Мария пристально вглядывалась в фотографию - Хэриет сто, а может, и больше лет назад сдавливала неуместный смех. Под фотографией кто-то поставил подпись черными чернилами: "X. Д. П. и С. М. П., 10 и 12 лет, февраль 1865 г.".
- Там дальше - еще семейные снимки, - сказала миссис Шэнд.
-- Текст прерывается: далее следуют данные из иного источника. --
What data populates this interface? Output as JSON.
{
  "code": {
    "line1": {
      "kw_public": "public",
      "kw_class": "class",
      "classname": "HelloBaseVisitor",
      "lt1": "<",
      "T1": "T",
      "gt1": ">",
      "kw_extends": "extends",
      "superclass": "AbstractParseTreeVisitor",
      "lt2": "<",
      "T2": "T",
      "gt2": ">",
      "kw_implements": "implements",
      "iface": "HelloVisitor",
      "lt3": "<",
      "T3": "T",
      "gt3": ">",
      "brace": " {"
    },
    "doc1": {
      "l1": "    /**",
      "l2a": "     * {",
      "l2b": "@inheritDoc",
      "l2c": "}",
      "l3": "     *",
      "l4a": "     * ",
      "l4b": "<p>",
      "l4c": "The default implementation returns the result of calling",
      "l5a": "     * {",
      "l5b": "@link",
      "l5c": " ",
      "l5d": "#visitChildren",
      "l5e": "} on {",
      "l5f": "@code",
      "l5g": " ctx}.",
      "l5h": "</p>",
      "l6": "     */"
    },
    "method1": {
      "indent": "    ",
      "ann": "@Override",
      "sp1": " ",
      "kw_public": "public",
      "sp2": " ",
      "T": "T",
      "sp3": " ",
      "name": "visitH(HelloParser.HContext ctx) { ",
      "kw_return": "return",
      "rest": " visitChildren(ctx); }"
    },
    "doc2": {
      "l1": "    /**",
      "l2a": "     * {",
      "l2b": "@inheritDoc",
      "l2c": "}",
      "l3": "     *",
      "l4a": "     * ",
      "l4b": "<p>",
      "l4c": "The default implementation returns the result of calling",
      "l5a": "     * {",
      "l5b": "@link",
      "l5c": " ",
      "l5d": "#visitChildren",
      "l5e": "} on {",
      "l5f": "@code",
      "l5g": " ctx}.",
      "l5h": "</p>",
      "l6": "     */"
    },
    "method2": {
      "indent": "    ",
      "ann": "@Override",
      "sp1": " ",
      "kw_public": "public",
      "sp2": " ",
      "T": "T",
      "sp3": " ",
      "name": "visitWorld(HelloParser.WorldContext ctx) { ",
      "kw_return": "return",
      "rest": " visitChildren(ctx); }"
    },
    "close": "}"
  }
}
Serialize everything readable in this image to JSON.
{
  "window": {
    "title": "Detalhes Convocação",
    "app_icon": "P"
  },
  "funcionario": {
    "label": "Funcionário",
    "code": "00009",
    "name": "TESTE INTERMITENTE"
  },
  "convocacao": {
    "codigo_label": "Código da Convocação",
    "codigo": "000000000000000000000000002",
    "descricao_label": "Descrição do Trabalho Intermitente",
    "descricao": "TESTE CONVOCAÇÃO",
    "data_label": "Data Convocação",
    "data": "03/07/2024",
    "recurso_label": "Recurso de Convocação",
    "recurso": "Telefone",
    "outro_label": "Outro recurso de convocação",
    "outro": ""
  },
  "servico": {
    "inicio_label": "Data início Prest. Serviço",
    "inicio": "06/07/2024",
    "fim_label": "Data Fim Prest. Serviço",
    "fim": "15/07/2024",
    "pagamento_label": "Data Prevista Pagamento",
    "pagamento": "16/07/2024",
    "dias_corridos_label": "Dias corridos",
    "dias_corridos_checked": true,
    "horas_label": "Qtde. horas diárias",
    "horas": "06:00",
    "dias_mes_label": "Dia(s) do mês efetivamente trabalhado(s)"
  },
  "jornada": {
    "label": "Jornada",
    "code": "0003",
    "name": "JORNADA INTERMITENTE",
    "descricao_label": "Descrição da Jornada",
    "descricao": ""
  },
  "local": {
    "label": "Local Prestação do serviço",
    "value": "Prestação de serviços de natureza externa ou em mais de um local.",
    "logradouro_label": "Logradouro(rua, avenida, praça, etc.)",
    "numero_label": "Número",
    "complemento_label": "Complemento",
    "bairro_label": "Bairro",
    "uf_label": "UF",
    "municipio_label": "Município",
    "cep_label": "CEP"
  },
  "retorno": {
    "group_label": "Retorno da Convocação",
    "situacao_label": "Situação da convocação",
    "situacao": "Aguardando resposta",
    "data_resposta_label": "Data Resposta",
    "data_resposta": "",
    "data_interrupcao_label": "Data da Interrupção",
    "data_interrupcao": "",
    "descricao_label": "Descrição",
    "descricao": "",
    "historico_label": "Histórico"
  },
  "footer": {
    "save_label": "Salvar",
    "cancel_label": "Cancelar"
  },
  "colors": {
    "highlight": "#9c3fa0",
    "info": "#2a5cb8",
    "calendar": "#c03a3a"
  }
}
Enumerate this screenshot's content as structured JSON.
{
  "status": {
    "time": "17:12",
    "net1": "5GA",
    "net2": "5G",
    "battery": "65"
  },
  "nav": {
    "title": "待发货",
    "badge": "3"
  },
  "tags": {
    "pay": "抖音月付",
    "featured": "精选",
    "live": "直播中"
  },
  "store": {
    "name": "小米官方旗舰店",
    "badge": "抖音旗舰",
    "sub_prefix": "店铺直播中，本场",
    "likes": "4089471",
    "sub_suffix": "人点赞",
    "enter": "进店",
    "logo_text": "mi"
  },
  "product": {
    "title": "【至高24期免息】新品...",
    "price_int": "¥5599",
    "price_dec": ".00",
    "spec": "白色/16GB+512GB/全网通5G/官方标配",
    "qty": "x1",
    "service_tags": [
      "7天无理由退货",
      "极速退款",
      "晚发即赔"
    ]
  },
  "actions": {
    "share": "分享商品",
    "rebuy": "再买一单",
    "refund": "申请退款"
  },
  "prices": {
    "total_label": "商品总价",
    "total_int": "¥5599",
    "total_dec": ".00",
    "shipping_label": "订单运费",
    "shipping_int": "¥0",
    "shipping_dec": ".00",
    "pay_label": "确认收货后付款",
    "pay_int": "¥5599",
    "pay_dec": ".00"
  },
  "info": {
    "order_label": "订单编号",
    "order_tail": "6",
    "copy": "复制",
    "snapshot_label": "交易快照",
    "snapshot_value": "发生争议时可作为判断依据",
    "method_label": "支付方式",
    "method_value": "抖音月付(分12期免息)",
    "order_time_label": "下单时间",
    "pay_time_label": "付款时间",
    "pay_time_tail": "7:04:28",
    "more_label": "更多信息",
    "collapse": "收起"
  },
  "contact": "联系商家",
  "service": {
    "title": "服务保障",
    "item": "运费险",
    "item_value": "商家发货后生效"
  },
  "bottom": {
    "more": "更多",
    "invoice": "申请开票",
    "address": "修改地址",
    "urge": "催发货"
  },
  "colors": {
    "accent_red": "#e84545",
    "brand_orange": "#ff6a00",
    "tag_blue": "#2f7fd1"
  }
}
И правда: вот мама держит на коленях младенца - кокон из белого муслина - и другие дети, расставленные по росту у стула; портреты членов семьи: лицо и плечи выныривают из мягкого коричневого облака; расплывчатые компании на улице: играют в крокет на лужайке, обсаженной деревьями, сидят под деревом за чаем, и вот еще одна, интересненькая: все разлеглись на пляже под зонтиками от солнца и разложили вокруг шотландские пледы. А за ними скалы - знакомая порода.
- Это здесь, - сказала Мария.
- Естественно, - ответила миссис Шэнд. - Они же здесь жили. Можете взять по шоколадке, если желаете.
- Спасибо, - с готовностью отозвался Мартин.